Mas essa responsabilização de Bolsonaro e sua trupe de generais não significa deixar de localizar os demais responsáveis por esta montanha de mortos (e sequelados) pela Covid. No caso do estado de São Paulo não podemos esquecer de responsabilizar o governador do estado. João Dória (PSDB) até tentou um enfrentamento com Bolsonaro no início da pandemia, mas a verdade é que em nenhum momento teve a coragem política de se enfrentar com a burguesia paulista e impor um verdadeiro lockdown no estado. Mesmo nos momentos de maior rigidez o isolamento social, medido por um programa que localiza a movimentação de celulares nas cidades, nunca chegou perto dos 80%, ao contrário, era bem inferior a isso.

O Governador do Estado de São Paulo João Doria, durante coletiva de imprensa sobre coronavírus e balanço do Plano SP. Dia: 03/06/2020 Foto: Governo do Estado de São Paulo

E agora, quando o estado de São Paulo vive novamente picos de mortes e contaminações, a grande medida proposta por Dória nesta quarta foi limitar o trânsito de pessoas entre as 23 horas e as 5 horas da manhã. Esta medida está muito aquém do que o próprio comitê científico de acompanhamento da Covid no estado sugeriu ao governo, que foi impor medidas muito mais restritivas.

Antes disso o governo do estado, em ação cumplice com a prefeitura de São Paulo, impôs a volta às aulas sem que os professores e demais trabalhadores da educação tivessem sido vacinados. Diga-se de passagem, que a “campanha pela volta às aulas” contou com um forte empurrão da mídia, mesmo daquela que tem se enfrentado com o Governo Federal. Não custa lembrar que a cepa de Manaus já chegou ao estado de São Paulo e pode se espalhar rapidamente pelas concentrações urbanas. Não se sabe o quanto ela pode atingir os estudantes também. A volta às aulas presenciais está sendo uma grave temeridade.

Pode ser que tenhamos um agravamento da situação da pandemia em São Paulo como efeito das aglomerações que ocorreram nos dias de Carnaval. A festa foi oficialmente cancelada, mas não é segredo para ninguém que as praias ficaram lotadas e houve um grande número de festas clandestinas. É possível, então, que no início de março se mantenham ou até piorem os números atuais de mortos e contaminados.

A vacinação ainda está muito restrita e o ritmo de produção de vacinas é lento. O Brasil tem expertise para produzir muito mais vacinas, desde que o Governo Federal tivesse investido nisso alguns meses atrás. Além de não investir, o Brasil boicotou a Índia e a África do Sul na Organização Mundial do Comercio, que estavam propondo uma quebra parcial de patentes enquanto durasse a pandemia. Isso possibilitaria que fabricássemos aqui no Brasil os vários tipos de vacinas que surgiram, inclusive as mais sofisticadas, com tecnologia mais moderna.

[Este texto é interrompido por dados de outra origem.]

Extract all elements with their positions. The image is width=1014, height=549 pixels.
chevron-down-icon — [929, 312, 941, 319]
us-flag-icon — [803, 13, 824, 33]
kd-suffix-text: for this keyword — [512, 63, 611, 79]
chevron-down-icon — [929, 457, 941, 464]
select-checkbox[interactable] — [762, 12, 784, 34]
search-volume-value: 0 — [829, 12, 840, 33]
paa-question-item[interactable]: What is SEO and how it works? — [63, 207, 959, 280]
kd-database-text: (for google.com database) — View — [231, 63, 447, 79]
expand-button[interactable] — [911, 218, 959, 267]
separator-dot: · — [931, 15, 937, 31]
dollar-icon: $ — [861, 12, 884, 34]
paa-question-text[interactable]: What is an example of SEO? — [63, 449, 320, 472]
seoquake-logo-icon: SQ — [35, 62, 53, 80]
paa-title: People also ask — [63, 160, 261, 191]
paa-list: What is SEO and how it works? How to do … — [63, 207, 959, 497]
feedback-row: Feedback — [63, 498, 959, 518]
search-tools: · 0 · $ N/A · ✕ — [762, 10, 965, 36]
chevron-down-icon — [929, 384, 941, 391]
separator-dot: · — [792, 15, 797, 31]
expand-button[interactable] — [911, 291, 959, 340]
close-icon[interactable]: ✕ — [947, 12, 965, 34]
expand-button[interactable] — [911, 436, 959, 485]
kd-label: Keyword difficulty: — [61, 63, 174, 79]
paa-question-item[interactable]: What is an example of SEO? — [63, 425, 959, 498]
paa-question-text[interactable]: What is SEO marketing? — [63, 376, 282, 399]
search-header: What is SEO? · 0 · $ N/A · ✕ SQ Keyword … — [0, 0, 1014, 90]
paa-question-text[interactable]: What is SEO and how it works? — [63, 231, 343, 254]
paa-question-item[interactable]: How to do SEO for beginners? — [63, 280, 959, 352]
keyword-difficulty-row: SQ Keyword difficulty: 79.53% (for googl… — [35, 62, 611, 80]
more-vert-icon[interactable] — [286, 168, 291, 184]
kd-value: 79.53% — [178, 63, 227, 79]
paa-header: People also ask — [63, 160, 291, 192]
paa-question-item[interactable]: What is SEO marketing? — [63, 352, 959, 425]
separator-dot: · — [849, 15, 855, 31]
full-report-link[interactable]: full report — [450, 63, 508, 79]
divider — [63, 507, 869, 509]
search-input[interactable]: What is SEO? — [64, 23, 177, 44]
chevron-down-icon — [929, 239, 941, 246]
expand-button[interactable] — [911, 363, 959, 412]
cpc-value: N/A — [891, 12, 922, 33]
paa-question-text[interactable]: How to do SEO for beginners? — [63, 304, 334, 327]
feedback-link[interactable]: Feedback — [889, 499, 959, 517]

O mínimo que podemos exigir dos governadores e prefeitos é que pressionem o Governo Federal e o parlamento para mudar a política e lutarmos a nível internacional pela quebra das patentes das vacinas. É a forma mais rápida que temos para vacinar pelo menos 80 % da população e evitarmos o surgimento de novas cepas virais no Brasil. Diga-se de passagem, a quebra de patentes já ocorreu antes, com o apoio do Brasil, no caso da epidemia de HIV. E o resultado foi uma diminuição acentuada no número de mortos por Aids no Brasil e no mundo.

Ampliar a vacinação e as medidas de isolamento social são a única forma de acabarmos com o genocídio do povo brasileiro e paulista. Esperarmos o declínio natural da epidemia (que em algum momento vai acontecer) é sinônimo de, talvez, mais 100 ou 200 mil mortos. Todos vamos pagar esta conta.